Mar 03, 2021

7 Best Practices for Endpoint Performance Monitoring

Follow these best practices, and you’ll optimize performance without disrupting employees’ daily work and benefit from faster response to security vulnerabilities and other operational risks

By Joshua Schofield, Senior Director, Product Management, Tanium

The productivity of any organization depends on the performance of its employees’ computers. 

If those computers run slowly or crash, employee productivity will suffer and overall agility of the organization will decline. 

With so much at risk, performance monitoring is a critical capability for any organization interested in making the most of its people and technology.

Here are seven best practices for ensuring your organization monitors the performance of employee computers, servers and other endpoint devices effectively and efficiently.

1. Monitor every type of endpoint

It’s tempting to keep things simple. Let’s say that 90 percent of the endpoints in your organization are Windows machines. You invest in tools and set up processes for monitoring those Windows machines. 

Sure, there are Linux servers, but they’re not in people’s cubicles or home offices. And some of the executives love their Macs. You’re going to trust that those machines work well; after all, no one’s complaining. And you’ve got lots of charts to show what a great job you’re doing with the Windows machines.

But those other endpoints matter, too.

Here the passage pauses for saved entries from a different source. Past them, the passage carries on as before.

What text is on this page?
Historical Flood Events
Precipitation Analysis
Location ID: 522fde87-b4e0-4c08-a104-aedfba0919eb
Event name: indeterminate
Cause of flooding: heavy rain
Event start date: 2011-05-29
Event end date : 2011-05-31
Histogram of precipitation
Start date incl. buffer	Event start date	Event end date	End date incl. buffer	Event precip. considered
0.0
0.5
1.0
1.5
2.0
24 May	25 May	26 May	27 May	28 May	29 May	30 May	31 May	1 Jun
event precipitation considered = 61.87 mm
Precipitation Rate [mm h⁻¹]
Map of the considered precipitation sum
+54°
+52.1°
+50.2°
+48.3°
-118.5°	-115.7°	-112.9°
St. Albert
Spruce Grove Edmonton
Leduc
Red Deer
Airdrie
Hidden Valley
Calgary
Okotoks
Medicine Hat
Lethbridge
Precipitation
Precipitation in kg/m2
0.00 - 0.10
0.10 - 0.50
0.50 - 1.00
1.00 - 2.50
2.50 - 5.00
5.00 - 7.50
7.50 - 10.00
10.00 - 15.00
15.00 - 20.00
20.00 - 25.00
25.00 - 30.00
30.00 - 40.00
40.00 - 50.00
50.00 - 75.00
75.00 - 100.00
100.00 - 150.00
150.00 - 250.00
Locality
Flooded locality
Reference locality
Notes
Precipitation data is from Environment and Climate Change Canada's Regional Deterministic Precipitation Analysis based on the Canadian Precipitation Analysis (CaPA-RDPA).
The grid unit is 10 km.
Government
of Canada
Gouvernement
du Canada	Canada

And when they have performance problems, they can affect large numbers of other users, directly or indirectly. (When the CFO’s Mac crashes, and he or she can’t approve purchases, a lot of people will feel the pain.)

So one way or another, make sure you have tools and processes in place for monitoring every type of endpoint in your organization: Windows, macOS and Linux.

Investigate endpoint data from the Tanium console

2. Monitor every endpoint (yes, every endpoint)

Even if you have monitoring tools for every type of endpoint in your organization, chances are you still overlook some — or a lot — of your endpoints. I say that because when we visit companies to assess their performance monitoring practices, we typically find that about 10-20 percent of endpoints are left out of performance monitoring reports. 

That means that 10-20 percent of endpoints are at risk of delivering poor performance, leading to employees using those endpoints becoming frustrated and less productive. 

One way or another, set up tools and processes to ensure you can really monitor every endpoint in your organization.  

3. Get the big picture

Finding every endpoint is one thing. Letting IT and business unit leaders get a “fleet view” of all endpoints under management is another thing. 

Effective performance monitoring often requires the big picture — the dashboard view that lets you see that the Chicago office, say, is doing fine, but that Cincinnati has endpoints crashing because of memory errors following last night’s application upgrade. 

To monitor performance across the enterprise, make sure you can get an enterprise-wide view, as well as a close-up on any endpoints experiencing performance issues.

4. Keep it simple for end users

In many organizations, when an employee reports a performance problem to the help desk, the interruptions to that employee’s work are just beginning. Most performance monitoring platforms require IT engineers to interrupt or compete with the employee’s work to troubleshoot the problem.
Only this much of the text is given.